Some writers, most good writers, are soliloquies. They write from the island of their psyches. A “country of two” as Kurt Vonnegut called a marriage, is an anthology that can bury a writer’s name under the nom de plume of ‘WE’. Many cannot survive the symbiosis. Perhaps Bob was one of them. Or maybe in the long run he felt comic book scripts was the level of literature most appropriate for a country of two.

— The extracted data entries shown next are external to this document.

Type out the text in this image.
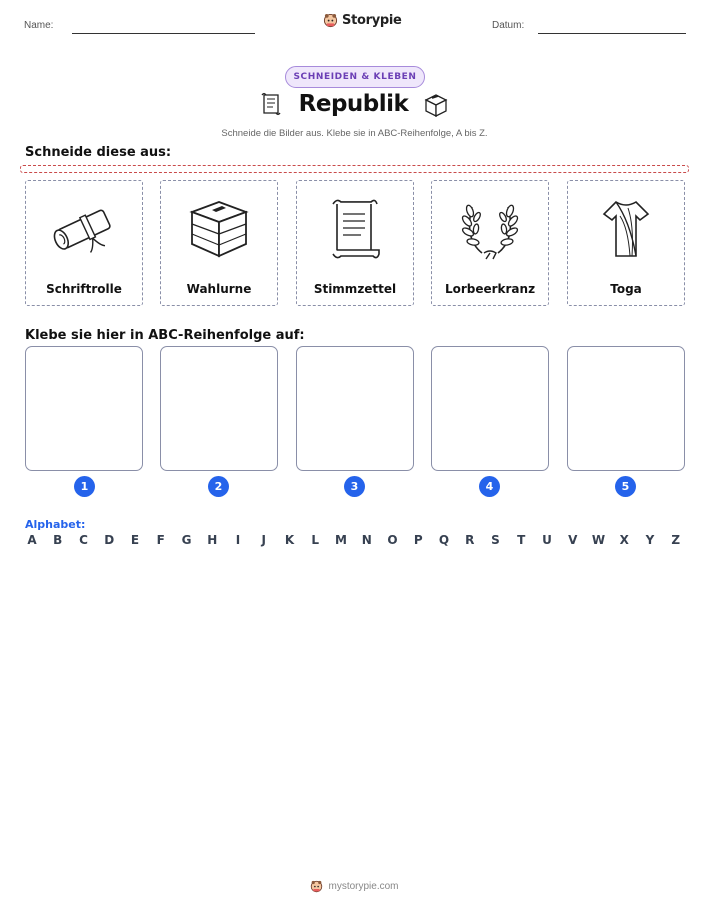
Name:	Storypie	Datum:
SCHNEIDEN & KLEBEN
Republik
Schneide die Bilder aus. Klebe sie in ABC-Reihenfolge, A bis Z.
Schneide diese aus:
Schriftrolle	Wahlurne	Stimmzettel	Lorbeerkranz	Toga
Klebe sie hier in ABC-Reihenfolge auf:
1	2	3	4	5
Alphabet:
A B C D E F G H	I	J	K L M N O P Q R S T U V W X Y Z
mystorypie.com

There is a lot of evidence for this attitude. Over the span of his comic script career, Bob was notorious for not keeping track of a character’s story arc. He seemed immaculately unaware of each superhero’s current situation, circle of friends, list of villains, even partners. He wrote in a void, creating his own vernacular, his own interpretation of a character’s super powers, and sometimes drafted scenes that violated timelines and established biographic information for his subjects. But what Bob did that most of the other script writers didn’t do, at least not to his degree, was fuss over the story itself. He wanted the story to be good, to have teeth and depth. He wanted it, in fact, to be as literary as possible. The script was often his bid at an abbreviated ‘Old Man and the Sea’ or “Great Gatsby’, filtered through his country of two to whatever extent he could perfect it, given the resources, restrictions and deadlines. This is what established Bob Haney as a DC script writer of note. Add to that the effects of his disregard for the DC Bible and guidelines, and you have stories that elevated Bob to cult level.

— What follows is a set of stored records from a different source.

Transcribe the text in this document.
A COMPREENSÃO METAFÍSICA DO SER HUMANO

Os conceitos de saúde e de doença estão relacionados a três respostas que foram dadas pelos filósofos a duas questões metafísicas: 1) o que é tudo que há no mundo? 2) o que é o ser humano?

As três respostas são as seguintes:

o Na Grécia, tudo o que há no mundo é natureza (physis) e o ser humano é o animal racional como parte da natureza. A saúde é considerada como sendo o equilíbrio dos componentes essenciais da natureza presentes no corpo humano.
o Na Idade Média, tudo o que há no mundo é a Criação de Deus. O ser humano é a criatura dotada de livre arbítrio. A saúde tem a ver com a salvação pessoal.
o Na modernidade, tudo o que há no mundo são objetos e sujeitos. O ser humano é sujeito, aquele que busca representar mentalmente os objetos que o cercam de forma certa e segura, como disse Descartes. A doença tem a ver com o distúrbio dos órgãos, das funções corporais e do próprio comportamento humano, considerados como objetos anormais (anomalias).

When I knew Bob, all of that was behind him, well-buried in the vault of his personal history. He rarely opened the door to that vault, even though his thoughts seems wholly focused on the past. The remedial applications of CNN and newspapers were perhaps the truest method he had for keeping the vault door closed, to himself as well as those around him.

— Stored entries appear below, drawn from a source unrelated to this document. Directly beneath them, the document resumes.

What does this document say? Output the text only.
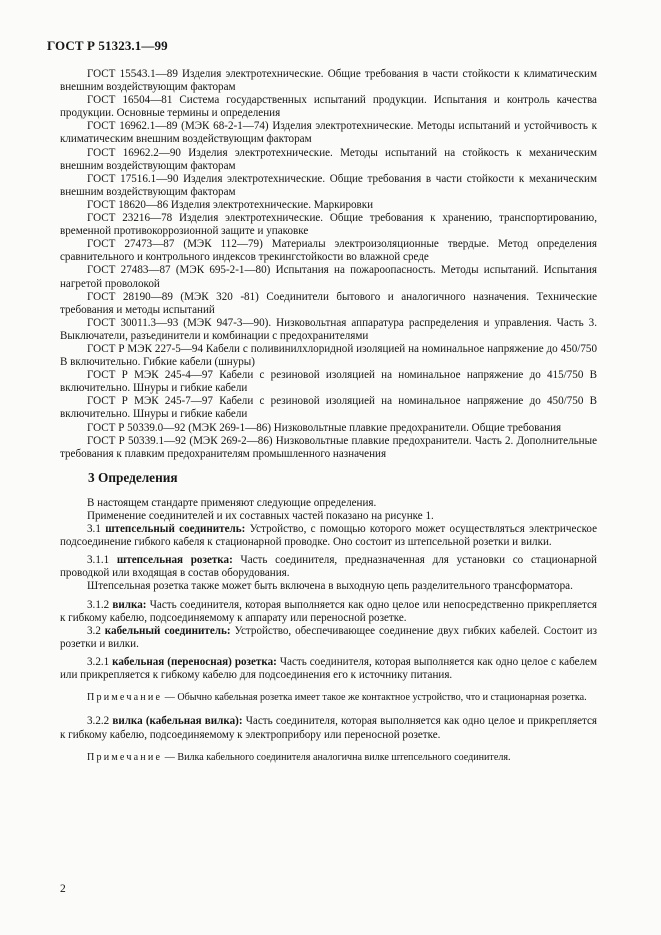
ГОСТ Р 51323.1—99

ГОСТ 15543.1—89 Изделия электротехнические. Общие требования в части стойкости к климатическим внешним воздействующим факторам

ГОСТ 16504—81 Система государственных испытаний продукции. Испытания и контроль качества продукции. Основные термины и определения

ГОСТ 16962.1—89 (МЭК 68-2-1—74) Изделия электротехнические. Методы испытаний и устойчивость к климатическим внешним воздействующим факторам

ГОСТ 16962.2—90 Изделия электротехнические. Методы испытаний на стойкость к механическим внешним воздействующим факторам

ГОСТ 17516.1—90 Изделия электротехнические. Общие требования в части стойкости к механическим внешним воздействующим факторам

ГОСТ 18620—86 Изделия электротехнические. Маркировки

ГОСТ 23216—78 Изделия электротехнические. Общие требования к хранению, транспортированию, временной противокоррозионной защите и упаковке

ГОСТ 27473—87 (МЭК 112—79) Материалы электроизоляционные твердые. Метод определения сравнительного и контрольного индексов трекингстойкости во влажной среде

ГОСТ 27483—87 (МЭК 695-2-1—80) Испытания на пожароопасность. Методы испытаний. Испытания нагретой проволокой

ГОСТ 28190—89 (МЭК 320 -81) Соединители бытового и аналогичного назначения. Технические требования и методы испытаний

ГОСТ 30011.3—93 (МЭК 947-3—90). Низковольтная аппаратура распределения и управления. Часть 3. Выключатели, разъединители и комбинации с предохранителями

ГОСТ Р МЭК 227-5—94 Кабели с поливинилхлоридной изоляцией на номинальное напряжение до 450/750 В включительно. Гибкие кабели (шнуры)

ГОСТ Р МЭК 245-4—97 Кабели с резиновой изоляцией на номинальное напряжение до 415/750 В включительно. Шнуры и гибкие кабели

ГОСТ Р МЭК 245-7—97 Кабели с резиновой изоляцией на номинальное напряжение до 450/750 В включительно. Шнуры и гибкие кабели

ГОСТ Р 50339.0—92 (МЭК 269-1—86) Низковольтные плавкие предохранители. Общие требования

ГОСТ Р 50339.1—92 (МЭК 269-2—86) Низковольтные плавкие предохранители. Часть 2. Дополнительные требования к плавким предохранителям промышленного назначения

3 Определения

В настоящем стандарте применяют следующие определения.

Применение соединителей и их составных частей показано на рисунке 1.

3.1 штепсельный соединитель: Устройство, с помощью которого может осуществляться электрическое подсоединение гибкого кабеля к стационарной проводке. Оно состоит из штепсельной розетки и вилки.

3.1.1 штепсельная розетка: Часть соединителя, предназначенная для установки со стационарной проводкой или входящая в состав оборудования.

Штепсельная розетка также может быть включена в выходную цепь разделительного трансформатора.

3.1.2 вилка: Часть соединителя, которая выполняется как одно целое или непосредственно прикрепляется к гибкому кабелю, подсоединяемому к аппарату или переносной розетке.

3.2 кабельный соединитель: Устройство, обеспечивающее соединение двух гибких кабелей. Состоит из розетки и вилки.

3.2.1 кабельная (переносная) розетка: Часть соединителя, которая выполняется как одно целое с кабелем или прикрепляется к гибкому кабелю для подсоединения его к источнику питания.

Примечание — Обычно кабельная розетка имеет такое же контактное устройство, что и стационарная розетка.

3.2.2 вилка (кабельная вилка): Часть соединителя, которая выполняется как одно целое и прикрепляется к гибкому кабелю, подсоединяемому к электроприбору или переносной розетке.

Примечание — Вилка кабельного соединителя аналогична вилке штепсельного соединителя.

2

In the last year of his life it seemed that Bob was just waiting to die. He had several conditions that needed medical attention, yet he refused to submit himself to a doctor. In quiet times, over a table at the bookshop (maybe Bob was magnetized to bookstores because of patterns from his bohemian years), his tone suggested he considered himself a failure. His various countries of two were riven by death and divorce. He never wrote the novel he wanted to write. His body was failing. And the bric-a-brac responsible for protecting his daily routines --his trailer, truck, clothes, etc. --were similarly dissolved by age. It was going to be a close race and spectators were never sure which contestant would cross the line to oblivion first, Bob’s world or Bob himself. When the end finally occurred, many said it was a tie. There was scant little left behind after Bob Haney’s time on earth. Except for the words that echo down from infrequent revivals of his scripts, now and then finding a place on the shelves of big chain bookstores, quite a distance from their literary section.